The absorption rates γ of protons and alpha particles as a function of the intensity of toroidal magnetic field

The toroidal magnetic field affects the dispersion relation through affecting ions’ cyclotron frequency. From Eq. (2), the increase of B leads the value of \( \varepsilon_{ \bot } \) to zero, and it leads to increase the value of \( n_{ \bot } \) and then to increase the value of the absorption rate.

Conclusions

It is now increasingly admitted that LH waves have a unique capability to drive the current efficiently far off-axis as required in ITER steady-state scenarios. However, many high energetic ions generated by fusion reactions, injection of neutral beams, and RF acceleration in ITER may damp the wave energy, thus reducing the CD efficiency. The effects of parallel refractive index, LH frequency, electron temperature, plasma density and toroidal magnetic field on the absorption rate of LHW by high energetic ions have been carried out for the ITER steady-state reference scenario 4. Three kinds of high energetic ions are compared in this paper.

In this paper, we assume that the absorption process is linear, high energetic ions are well confined and thermalized and the LH power density is so low that it does not affect the velocity distribution of the high energetic ions. The study does not consider spatial dependence and only study an ideal homogenous plasma with a magnetic field.

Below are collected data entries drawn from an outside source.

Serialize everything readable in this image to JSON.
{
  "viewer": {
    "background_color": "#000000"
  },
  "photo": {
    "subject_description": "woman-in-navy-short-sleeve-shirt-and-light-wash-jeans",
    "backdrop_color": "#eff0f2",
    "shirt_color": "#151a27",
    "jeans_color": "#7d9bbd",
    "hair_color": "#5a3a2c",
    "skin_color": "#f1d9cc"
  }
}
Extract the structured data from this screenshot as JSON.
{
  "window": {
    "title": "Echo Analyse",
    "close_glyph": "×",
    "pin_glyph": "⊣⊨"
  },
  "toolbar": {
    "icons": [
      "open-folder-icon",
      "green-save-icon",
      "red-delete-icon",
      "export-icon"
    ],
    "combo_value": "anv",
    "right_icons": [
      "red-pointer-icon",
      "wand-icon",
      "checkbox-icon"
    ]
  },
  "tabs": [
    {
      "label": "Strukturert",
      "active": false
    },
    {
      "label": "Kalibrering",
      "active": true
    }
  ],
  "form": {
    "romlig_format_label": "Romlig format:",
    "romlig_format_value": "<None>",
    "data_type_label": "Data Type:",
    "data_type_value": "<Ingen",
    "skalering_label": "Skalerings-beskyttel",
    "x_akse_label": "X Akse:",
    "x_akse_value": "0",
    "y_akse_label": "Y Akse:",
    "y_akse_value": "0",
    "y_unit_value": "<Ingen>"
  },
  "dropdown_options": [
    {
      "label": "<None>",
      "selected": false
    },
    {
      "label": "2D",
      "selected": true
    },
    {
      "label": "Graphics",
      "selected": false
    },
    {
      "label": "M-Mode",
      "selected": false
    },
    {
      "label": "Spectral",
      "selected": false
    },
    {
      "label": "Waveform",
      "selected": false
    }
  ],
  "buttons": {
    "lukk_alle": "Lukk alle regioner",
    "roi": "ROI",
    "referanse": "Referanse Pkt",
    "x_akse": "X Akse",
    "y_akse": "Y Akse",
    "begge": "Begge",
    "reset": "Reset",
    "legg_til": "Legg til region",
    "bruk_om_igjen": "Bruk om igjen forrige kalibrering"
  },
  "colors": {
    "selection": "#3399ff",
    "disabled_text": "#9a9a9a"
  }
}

The absorption rate of the 1 MeV protons has the same level with that of 3.5 MeV alpha particles, but the absorption rate of the 1 MeV deuterons is much smaller compared with them. So we mainly compared the absorption rates of protons and alpha particles. The absorption rate all increases in some degree with parallel refractive index, plasma density and toroidal magnetic field, but it increases first and then decrease with LH frequency. The peaks are at 2.75 and 3.5 GHz for protons and alpha particles respectively. The influence of electron temperature on the absorption rate is small relatively.

The perpendicular refractive index \( n_{ \bot } \) of LHW is an important parameter that affects the absorption rate. Generally, Landau Damping rate is decreased when the perpendicular refractive index \( n_{ \bot } \) decreases, which will lead the absorption rate to decrease. The perpendicular refractive index is related the parallel refractive index of the launched LHW. On the other hands, seen from Eq. (13), parameters in the expression \( \beta = \frac{{\left( {\varepsilon_{ \bot } - n_{\parallel }^{2} } \right)\left( {\varepsilon_{ \bot } - n^{2} } \right)}}{{\partial Re\left( {D\left( {\omega ,\varvec{k}} \right)} \right)/\partial \omega }} \) also compete with the perpendicular refractive index \( n_{ \bot } \), and it affects the absorption rate.